■ 赵春国
家在远方,每次休假如果没有特殊情况,大部分时间我都会选择火车,任凭它跋山涉水,载着我穿越大半个中国,在祖国边陲与内陆平原间驰骋往返。
现在不少人更倾向于选择乘飞机,原因很简单,快捷、方便、舒适。相比而言,火车太慢,太拥挤,太容易令人疲倦。但我喜欢火车,经济因素固然是一方面,更重要的,那列长长的火车后面,是一个更回味悠长更多姿多彩的梦境。

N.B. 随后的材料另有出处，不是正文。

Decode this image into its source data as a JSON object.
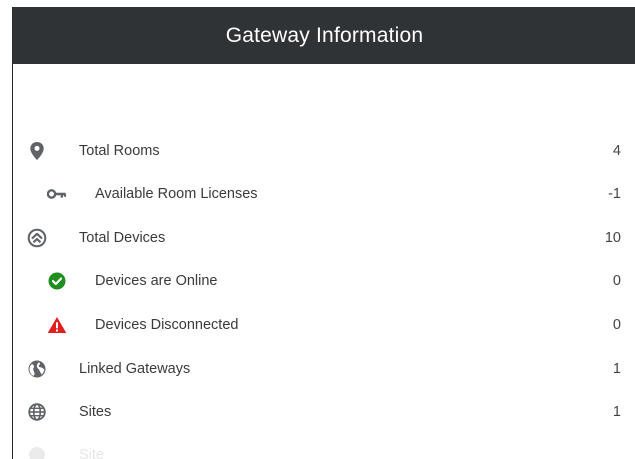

小时候,我和母亲在四川南充的大山深处,而父亲远在千里之外,几乎每年春节,他都坐一天一夜的火车回家探亲。我第一次坐火车,是30多年前随父母举家北迁。在成都火车站,一列列长长的墨绿色庞然大物呼啸着飞驰而过,充满了神秘气息的列车,那车轮撞击铁轨的“哐当”声,还有长鸣的汽笛,伸向不可知远方的铁轨,都给我一种难以形容的激动,一种无法克制的向往。

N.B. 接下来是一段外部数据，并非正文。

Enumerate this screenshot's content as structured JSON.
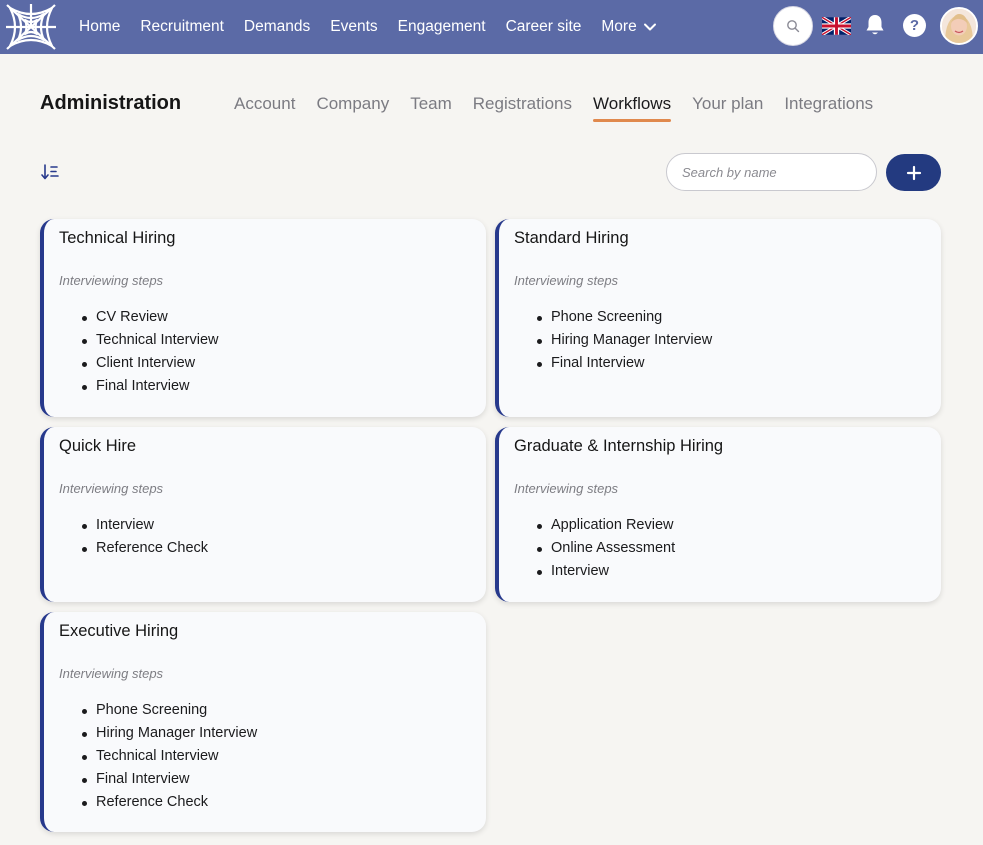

长大后因为工作原因我坐过很多次火车,可对火车的依恋程度却从未减弱。候车厅里熙熙攘攘、形形色色的人流自不必说,列车上也是另一个奇妙的世界,身穿铁路制服的男乘务员,低头看书的女大学生,滔滔不绝的生意人,举止谨慎的打工者,这些人都带给我无限的好奇和遐想。他们,或者她们,从哪里来?到哪里去?有着怎样的人生故事和丰富多彩的经历?列车,究竟承载着他(她)们怎样的憧憬,又带给他(她)们怎样的希望?疾驶的车窗外,高山、峡谷、田野、森林,一闪而逝,仿佛记忆深处的某些特殊场景,你总会在某个时辰惊讶于它们无比熟悉似曾相识,让你联想起生命中的美丽和精彩。
第一次去新疆,清早上车,一天一夜的颠簸过后,映入眼帘的,竟然是大片大片绿色的草原,一群一群在草原上驻足的牛羊,骑着骏马放牧的哈萨克族小伙儿,远处静静流淌的河流,巍峨挺拔的雪山,吸着明显变得湿润的空气,美丽的西部景色让我的疲惫一瞬间踪影全无,脑海里竟然涌现出久已淡忘的浓浓诗情。另一次从库尔勒回内地,列车过了武威没多久,四周就被一轮皎洁饱满的明月所笼罩,月光的清辉漫入车厢,耳旁似乎响起秋虫的鸣叫,心情顿时舒畅了不少。一觉醒来天已大亮,火车已经过了西安,望向窗外忽然看到一片花的海洋,红的、粉的、紫的,争奇斗艳美不胜收,加上蔚蓝纯净的天空,大朵大朵、仿佛伸手就可以触摸到的白云,一种轻快、明亮、生机勃勃的力量,不知不觉把心底照得透亮。
随着科技的高速发展,火车的大家族里,又多了动车、高铁这样的新生力量,但在我的眼里,火车始终是属于普通百姓的,它朴实无华、不事张扬。在火车的行进过程中,你既可以真切感受到乘客生活的生动具体,也可以观察和体会那些日常容易被我们忽视的细微幸福。当喧嚣的人声归于沉寂逐渐散去,当最后一盏灯火消融在漫漫长夜,当车轮和铁轨的撞击声似如烟往事被乘客的鼾声淹没,慢慢地睡意渐浓,在母亲的摇篮里沉沉睡去。我知道,不远的前方,更加期待的美景就要到了!